No one asks why this statue was not erected sooner than 40 years after the Civil War.

No one is curious why the citizens didn’t forge a statue of a Union and Confederate soldier standing side by side, at peace, weapons at rest, given that Loudoun County had civil war combatants on both sides of that divisive struggle.

It’s because this statue was never intended to bring us together.

Consider the historical context in Virginia after the Civil War.

In 1868, a Richmond editorial praised the KKK for “not permit[ting] the people of the South to become the victims of negro rule.”

Even the 15th Amendment to the United States Constitution, granting Black men the right to vote, did not prove an effective remedy.

Racial segregation appeared and persisted. A white dominated political system established itself throughout Virginia. From 1880 to 1930, mobs in Virginia executed seventy blacks.

In 1890, a local Hamilton contingent of blacks formed the Loudoun County Emancipation Association “to work for the betterment of the race – educationally, morally and materially.”

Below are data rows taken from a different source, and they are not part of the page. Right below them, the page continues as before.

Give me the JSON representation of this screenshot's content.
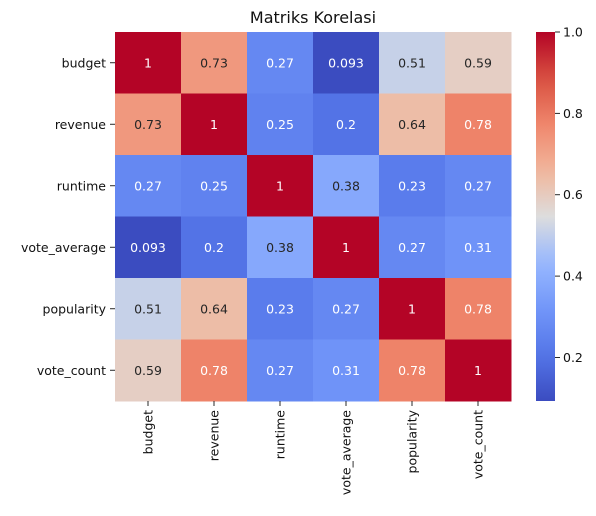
{
  "chart_data": {
    "type": "heatmap",
    "title": "Matriks Korelasi",
    "xlabel": "",
    "ylabel": "",
    "categories": [
      "budget",
      "revenue",
      "runtime",
      "vote_average",
      "popularity",
      "vote_count"
    ],
    "values": [
      [
        1,
        0.73,
        0.27,
        0.093,
        0.51,
        0.59
      ],
      [
        0.73,
        1,
        0.25,
        0.2,
        0.64,
        0.78
      ],
      [
        0.27,
        0.25,
        1,
        0.38,
        0.23,
        0.27
      ],
      [
        0.093,
        0.2,
        0.38,
        1,
        0.27,
        0.31
      ],
      [
        0.51,
        0.64,
        0.23,
        0.27,
        1,
        0.78
      ],
      [
        0.59,
        0.78,
        0.27,
        0.31,
        0.78,
        1
      ]
    ],
    "value_labels": [
      [
        "1",
        "0.73",
        "0.27",
        "0.093",
        "0.51",
        "0.59"
      ],
      [
        "0.73",
        "1",
        "0.25",
        "0.2",
        "0.64",
        "0.78"
      ],
      [
        "0.27",
        "0.25",
        "1",
        "0.38",
        "0.23",
        "0.27"
      ],
      [
        "0.093",
        "0.2",
        "0.38",
        "1",
        "0.27",
        "0.31"
      ],
      [
        "0.51",
        "0.64",
        "0.23",
        "0.27",
        "1",
        "0.78"
      ],
      [
        "0.59",
        "0.78",
        "0.27",
        "0.31",
        "0.78",
        "1"
      ]
    ],
    "colormap": "coolwarm",
    "colorbar": {
      "range": [
        0.093,
        1.0
      ],
      "ticks": [
        0.2,
        0.4,
        0.6,
        0.8,
        1.0
      ],
      "tick_labels": [
        "0.2",
        "0.4",
        "0.6",
        "0.8",
        "1.0"
      ]
    },
    "colors": {
      "low": "#3b4cc0",
      "mid": "#dddddd",
      "high": "#b40426"
    },
    "grid": false,
    "legend": "colorbar-right"
  }
}
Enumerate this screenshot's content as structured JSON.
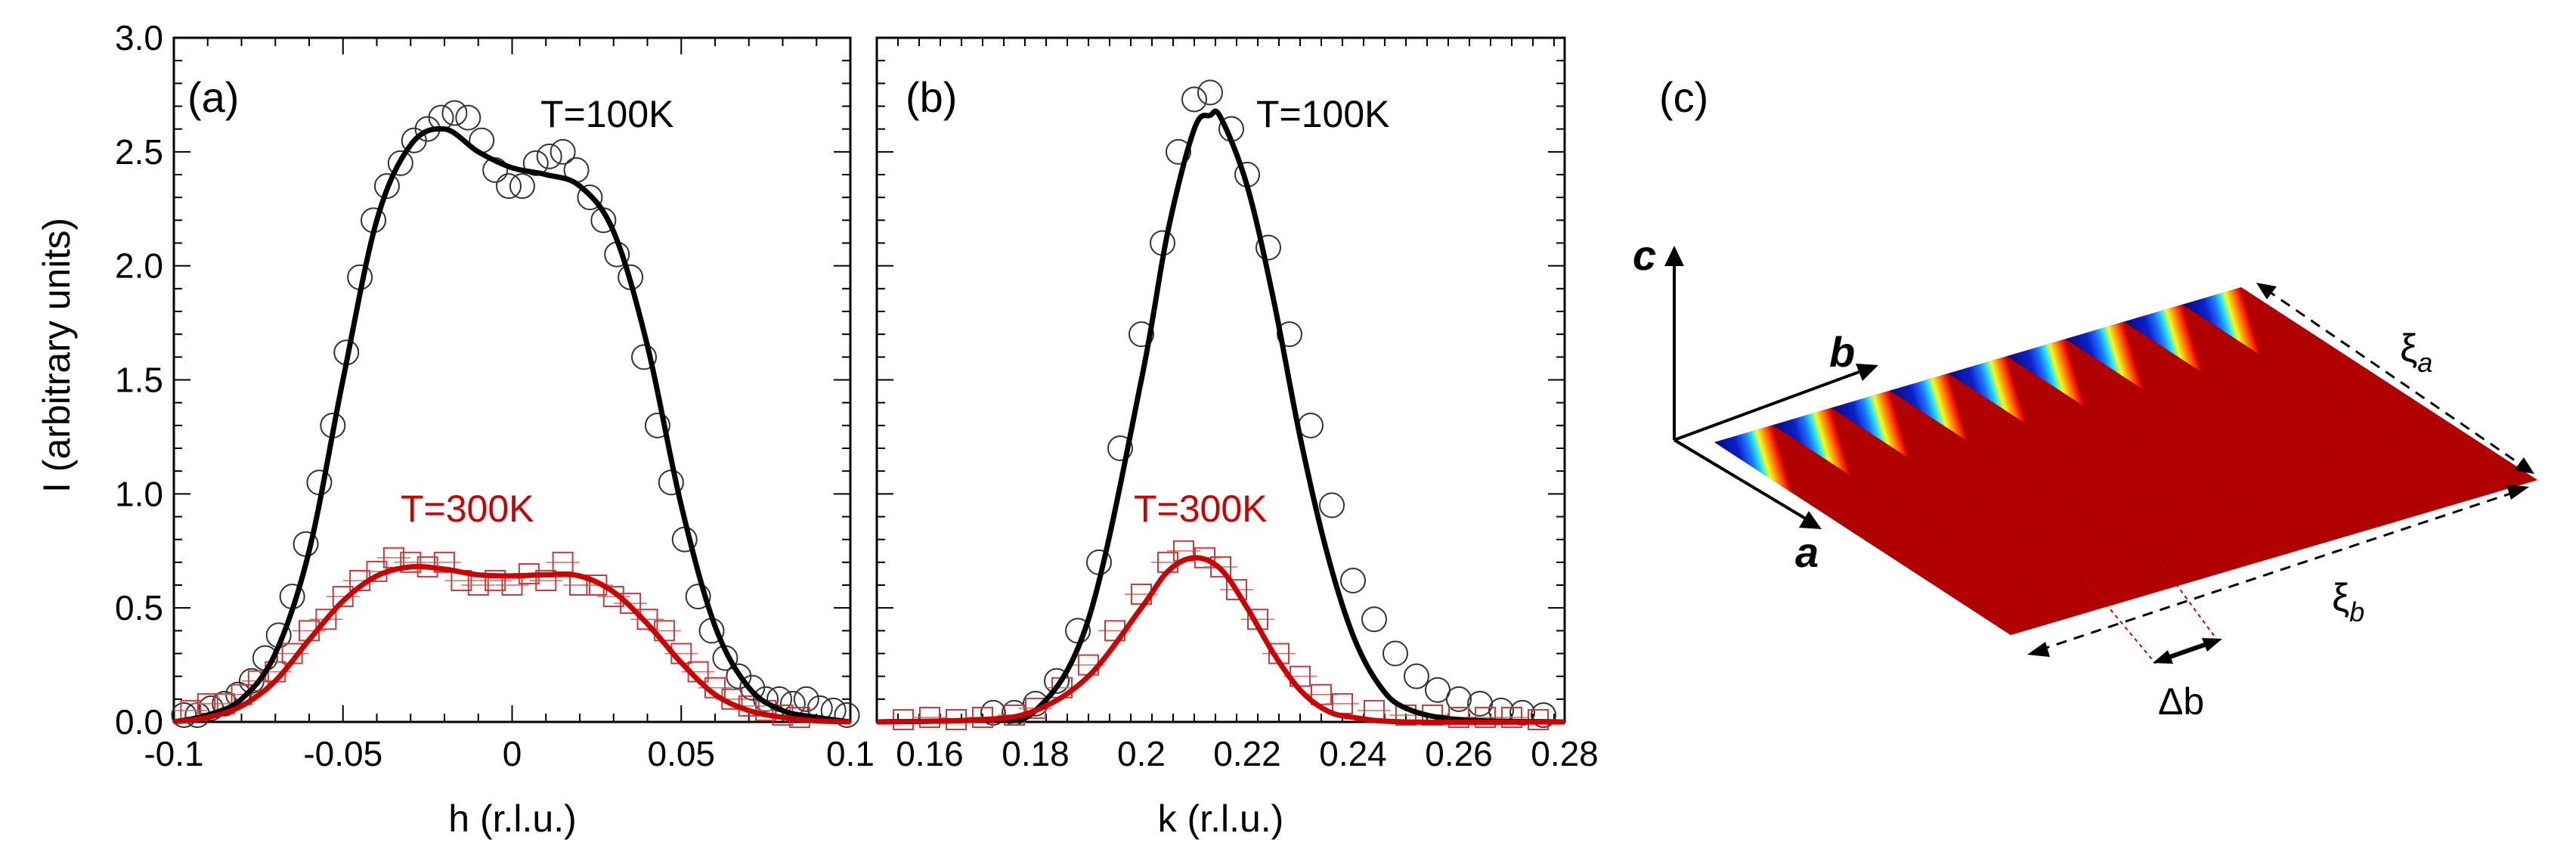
{
  "figure": {
    "ylabel": "I (arbitrary units)"
  },
  "chart_data": [
    {
      "panel": "(a)",
      "type": "scatter",
      "xlabel": "h (r.l.u.)",
      "ylabel": "I (arbitrary units)",
      "xlim": [
        -0.1,
        0.1
      ],
      "ylim": [
        0,
        3.0
      ],
      "xticks": [
        -0.1,
        -0.05,
        0,
        0.05,
        0.1
      ],
      "xtick_labels": [
        "-0.1",
        "-0.05",
        "0",
        "0.05",
        "0.1"
      ],
      "yticks": [
        0,
        0.5,
        1.0,
        1.5,
        2.0,
        2.5,
        3.0
      ],
      "ytick_labels": [
        "0.0",
        "0.5",
        "1.0",
        "1.5",
        "2.0",
        "2.5",
        "3.0"
      ],
      "series": [
        {
          "name": "T=100K",
          "label": "T=100K",
          "color": "#000000",
          "marker": "circle",
          "points": [
            [
              -0.097,
              0.03
            ],
            [
              -0.093,
              0.03
            ],
            [
              -0.089,
              0.06
            ],
            [
              -0.085,
              0.08
            ],
            [
              -0.081,
              0.12
            ],
            [
              -0.077,
              0.18
            ],
            [
              -0.073,
              0.28
            ],
            [
              -0.069,
              0.38
            ],
            [
              -0.065,
              0.55
            ],
            [
              -0.061,
              0.78
            ],
            [
              -0.057,
              1.05
            ],
            [
              -0.053,
              1.3
            ],
            [
              -0.049,
              1.62
            ],
            [
              -0.045,
              1.95
            ],
            [
              -0.041,
              2.2
            ],
            [
              -0.037,
              2.35
            ],
            [
              -0.033,
              2.45
            ],
            [
              -0.029,
              2.55
            ],
            [
              -0.025,
              2.6
            ],
            [
              -0.021,
              2.65
            ],
            [
              -0.017,
              2.67
            ],
            [
              -0.013,
              2.65
            ],
            [
              -0.009,
              2.55
            ],
            [
              -0.005,
              2.42
            ],
            [
              -0.001,
              2.35
            ],
            [
              0.003,
              2.35
            ],
            [
              0.007,
              2.45
            ],
            [
              0.011,
              2.48
            ],
            [
              0.015,
              2.5
            ],
            [
              0.019,
              2.42
            ],
            [
              0.023,
              2.3
            ],
            [
              0.027,
              2.2
            ],
            [
              0.031,
              2.05
            ],
            [
              0.035,
              1.95
            ],
            [
              0.039,
              1.6
            ],
            [
              0.043,
              1.3
            ],
            [
              0.047,
              1.05
            ],
            [
              0.051,
              0.8
            ],
            [
              0.055,
              0.55
            ],
            [
              0.059,
              0.4
            ],
            [
              0.063,
              0.28
            ],
            [
              0.067,
              0.2
            ],
            [
              0.071,
              0.15
            ],
            [
              0.075,
              0.1
            ],
            [
              0.079,
              0.1
            ],
            [
              0.083,
              0.08
            ],
            [
              0.087,
              0.1
            ],
            [
              0.091,
              0.06
            ],
            [
              0.095,
              0.05
            ],
            [
              0.099,
              0.03
            ]
          ],
          "fit": [
            [
              -0.1,
              0.0
            ],
            [
              -0.09,
              0.03
            ],
            [
              -0.08,
              0.1
            ],
            [
              -0.07,
              0.3
            ],
            [
              -0.06,
              0.75
            ],
            [
              -0.05,
              1.5
            ],
            [
              -0.04,
              2.2
            ],
            [
              -0.03,
              2.53
            ],
            [
              -0.02,
              2.6
            ],
            [
              -0.01,
              2.5
            ],
            [
              0.0,
              2.43
            ],
            [
              0.01,
              2.4
            ],
            [
              0.02,
              2.35
            ],
            [
              0.03,
              2.15
            ],
            [
              0.04,
              1.65
            ],
            [
              0.05,
              0.95
            ],
            [
              0.06,
              0.42
            ],
            [
              0.07,
              0.15
            ],
            [
              0.08,
              0.05
            ],
            [
              0.09,
              0.02
            ],
            [
              0.1,
              0.0
            ]
          ]
        },
        {
          "name": "T=300K",
          "label": "T=300K",
          "color": "#cc0000",
          "marker": "square",
          "points": [
            [
              -0.095,
              0.05
            ],
            [
              -0.09,
              0.08
            ],
            [
              -0.085,
              0.08
            ],
            [
              -0.08,
              0.12
            ],
            [
              -0.075,
              0.18
            ],
            [
              -0.07,
              0.22
            ],
            [
              -0.065,
              0.3
            ],
            [
              -0.06,
              0.4
            ],
            [
              -0.055,
              0.45
            ],
            [
              -0.05,
              0.55
            ],
            [
              -0.045,
              0.62
            ],
            [
              -0.04,
              0.66
            ],
            [
              -0.035,
              0.72
            ],
            [
              -0.03,
              0.7
            ],
            [
              -0.025,
              0.68
            ],
            [
              -0.02,
              0.7
            ],
            [
              -0.015,
              0.62
            ],
            [
              -0.01,
              0.6
            ],
            [
              -0.005,
              0.62
            ],
            [
              0.0,
              0.6
            ],
            [
              0.005,
              0.65
            ],
            [
              0.01,
              0.62
            ],
            [
              0.015,
              0.7
            ],
            [
              0.02,
              0.6
            ],
            [
              0.025,
              0.6
            ],
            [
              0.03,
              0.55
            ],
            [
              0.035,
              0.52
            ],
            [
              0.04,
              0.45
            ],
            [
              0.045,
              0.4
            ],
            [
              0.05,
              0.3
            ],
            [
              0.055,
              0.22
            ],
            [
              0.06,
              0.15
            ],
            [
              0.065,
              0.1
            ],
            [
              0.07,
              0.07
            ],
            [
              0.075,
              0.05
            ],
            [
              0.08,
              0.03
            ],
            [
              0.085,
              0.02
            ]
          ],
          "fit": [
            [
              -0.1,
              0.0
            ],
            [
              -0.09,
              0.02
            ],
            [
              -0.08,
              0.07
            ],
            [
              -0.07,
              0.18
            ],
            [
              -0.06,
              0.36
            ],
            [
              -0.05,
              0.53
            ],
            [
              -0.04,
              0.64
            ],
            [
              -0.03,
              0.68
            ],
            [
              -0.02,
              0.67
            ],
            [
              -0.01,
              0.645
            ],
            [
              0.0,
              0.64
            ],
            [
              0.01,
              0.645
            ],
            [
              0.02,
              0.64
            ],
            [
              0.03,
              0.57
            ],
            [
              0.04,
              0.43
            ],
            [
              0.05,
              0.26
            ],
            [
              0.06,
              0.12
            ],
            [
              0.07,
              0.05
            ],
            [
              0.08,
              0.02
            ],
            [
              0.09,
              0.005
            ],
            [
              0.1,
              0.0
            ]
          ]
        }
      ]
    },
    {
      "panel": "(b)",
      "type": "scatter",
      "xlabel": "k (r.l.u.)",
      "xlim": [
        0.15,
        0.28
      ],
      "ylim": [
        0,
        3.0
      ],
      "xticks": [
        0.16,
        0.18,
        0.2,
        0.22,
        0.24,
        0.26,
        0.28
      ],
      "xtick_labels": [
        "0.16",
        "0.18",
        "0.2",
        "0.22",
        "0.24",
        "0.26",
        "0.28"
      ],
      "series": [
        {
          "name": "T=100K",
          "label": "T=100K",
          "color": "#000000",
          "marker": "circle",
          "points": [
            [
              0.172,
              0.04
            ],
            [
              0.176,
              0.04
            ],
            [
              0.18,
              0.08
            ],
            [
              0.184,
              0.18
            ],
            [
              0.188,
              0.4
            ],
            [
              0.192,
              0.7
            ],
            [
              0.196,
              1.2
            ],
            [
              0.2,
              1.7
            ],
            [
              0.204,
              2.1
            ],
            [
              0.207,
              2.5
            ],
            [
              0.21,
              2.73
            ],
            [
              0.213,
              2.76
            ],
            [
              0.217,
              2.6
            ],
            [
              0.22,
              2.4
            ],
            [
              0.224,
              2.08
            ],
            [
              0.228,
              1.7
            ],
            [
              0.232,
              1.3
            ],
            [
              0.236,
              0.95
            ],
            [
              0.24,
              0.62
            ],
            [
              0.244,
              0.45
            ],
            [
              0.248,
              0.3
            ],
            [
              0.252,
              0.2
            ],
            [
              0.256,
              0.14
            ],
            [
              0.26,
              0.1
            ],
            [
              0.264,
              0.08
            ],
            [
              0.268,
              0.05
            ],
            [
              0.272,
              0.04
            ],
            [
              0.276,
              0.03
            ]
          ],
          "fit": [
            [
              0.15,
              0.0
            ],
            [
              0.17,
              0.01
            ],
            [
              0.18,
              0.05
            ],
            [
              0.19,
              0.45
            ],
            [
              0.2,
              1.5
            ],
            [
              0.205,
              2.15
            ],
            [
              0.21,
              2.6
            ],
            [
              0.213,
              2.66
            ],
            [
              0.215,
              2.65
            ],
            [
              0.22,
              2.35
            ],
            [
              0.225,
              1.85
            ],
            [
              0.23,
              1.25
            ],
            [
              0.235,
              0.75
            ],
            [
              0.24,
              0.38
            ],
            [
              0.245,
              0.16
            ],
            [
              0.25,
              0.06
            ],
            [
              0.26,
              0.01
            ],
            [
              0.28,
              0.0
            ]
          ]
        },
        {
          "name": "T=300K",
          "label": "T=300K",
          "color": "#cc0000",
          "marker": "square",
          "points": [
            [
              0.155,
              0.01
            ],
            [
              0.16,
              0.02
            ],
            [
              0.165,
              0.01
            ],
            [
              0.17,
              0.02
            ],
            [
              0.176,
              0.03
            ],
            [
              0.18,
              0.06
            ],
            [
              0.185,
              0.15
            ],
            [
              0.19,
              0.25
            ],
            [
              0.195,
              0.4
            ],
            [
              0.2,
              0.56
            ],
            [
              0.205,
              0.7
            ],
            [
              0.208,
              0.75
            ],
            [
              0.212,
              0.72
            ],
            [
              0.215,
              0.68
            ],
            [
              0.218,
              0.58
            ],
            [
              0.222,
              0.45
            ],
            [
              0.226,
              0.3
            ],
            [
              0.23,
              0.2
            ],
            [
              0.234,
              0.12
            ],
            [
              0.238,
              0.08
            ],
            [
              0.244,
              0.05
            ],
            [
              0.25,
              0.03
            ],
            [
              0.255,
              0.03
            ],
            [
              0.26,
              0.02
            ],
            [
              0.265,
              0.02
            ],
            [
              0.27,
              0.02
            ],
            [
              0.275,
              0.01
            ]
          ],
          "fit": [
            [
              0.15,
              0.0
            ],
            [
              0.17,
              0.01
            ],
            [
              0.18,
              0.05
            ],
            [
              0.19,
              0.2
            ],
            [
              0.2,
              0.5
            ],
            [
              0.205,
              0.66
            ],
            [
              0.21,
              0.72
            ],
            [
              0.215,
              0.67
            ],
            [
              0.22,
              0.5
            ],
            [
              0.225,
              0.3
            ],
            [
              0.23,
              0.14
            ],
            [
              0.235,
              0.05
            ],
            [
              0.24,
              0.02
            ],
            [
              0.25,
              0.0
            ],
            [
              0.28,
              0.0
            ]
          ]
        }
      ]
    },
    {
      "panel": "(c)",
      "type": "other",
      "description_labels": {
        "axis_c": "c",
        "axis_b": "b",
        "axis_a": "a",
        "xi_a": "ξ",
        "xi_a_sub": "a",
        "xi_b": "ξ",
        "xi_b_sub": "b",
        "delta_b": "Δb"
      },
      "colormap": [
        "#00008b",
        "#0000ff",
        "#00ffff",
        "#ffff00",
        "#ff0000"
      ]
    }
  ]
}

In 1896, the Supreme Court shored up segregation in Plessy v. Ferguson pronouncing that “separate” was just fine for Blacks.

In 1902, the hateful Klan was summoned back into service. Thomas Dixon, Jr., a fiction writer, favoring white supremacy, told the nation that the Klan was an heroic force. The Virginia Constitution was amended to limit the voting rights of Blacks, by requiring screened interviews in order to vote and imposing a poll tax. The number of black voters in Virginia declined from 147,000 in 1902 to less than 10,000 by 1904.

Harvard-educated W. E. B. Du Bois urged Blacks to engage in “ceaseless agitation and insistent demand for equality.”

This was the environment that prompted the placement of a statue, of a Confederate soldier, in the court house green in 1908.

In 1909, the next year following, NAACP lawyers began in earnest to end segregation.

There were lynchings again.

At long last, in 1954, in Brown v. Board of Education, the NAACP’s Robert Carter convinced the Supreme Court that separate was most certainly not equal.

In 1963, the Reverend Martin Luther King reminded the nation that despite the century-old emancipation declaration, “the life of the Negro [was] still sadly crippled by the manacles of segregation and the chains of discrimination.”

After the recent racist killings in a church in Charleston, SC, the Reverend King could say today, as then, “this is no time to engage in the luxury of cooling off or to take the tranquilizing drug of gradualism.”

It is time to replace that statute erected not to honor combatants celebrating a unified peace but to war against equal rights.

We must replace that statue with an heroic bust of Martin Luther King (pictured above), already modeled, created by a world renowned sculptor, Jeff Hall, of Lovettsville, Virginia.

We propose this be done at County expense, for about $30,000, a small fraction of what we spent on the County’s controversial marketing agreement with the Redskins.

We should pay for this, not as reparations, but as a testament by the entire community that we support equal rights and equal protection before the law, and though, we were once divided by civil war, and by an ongoing struggle for equal rights, we now stand united and wish – as the Reverend King once urged – to “let freedom ring.”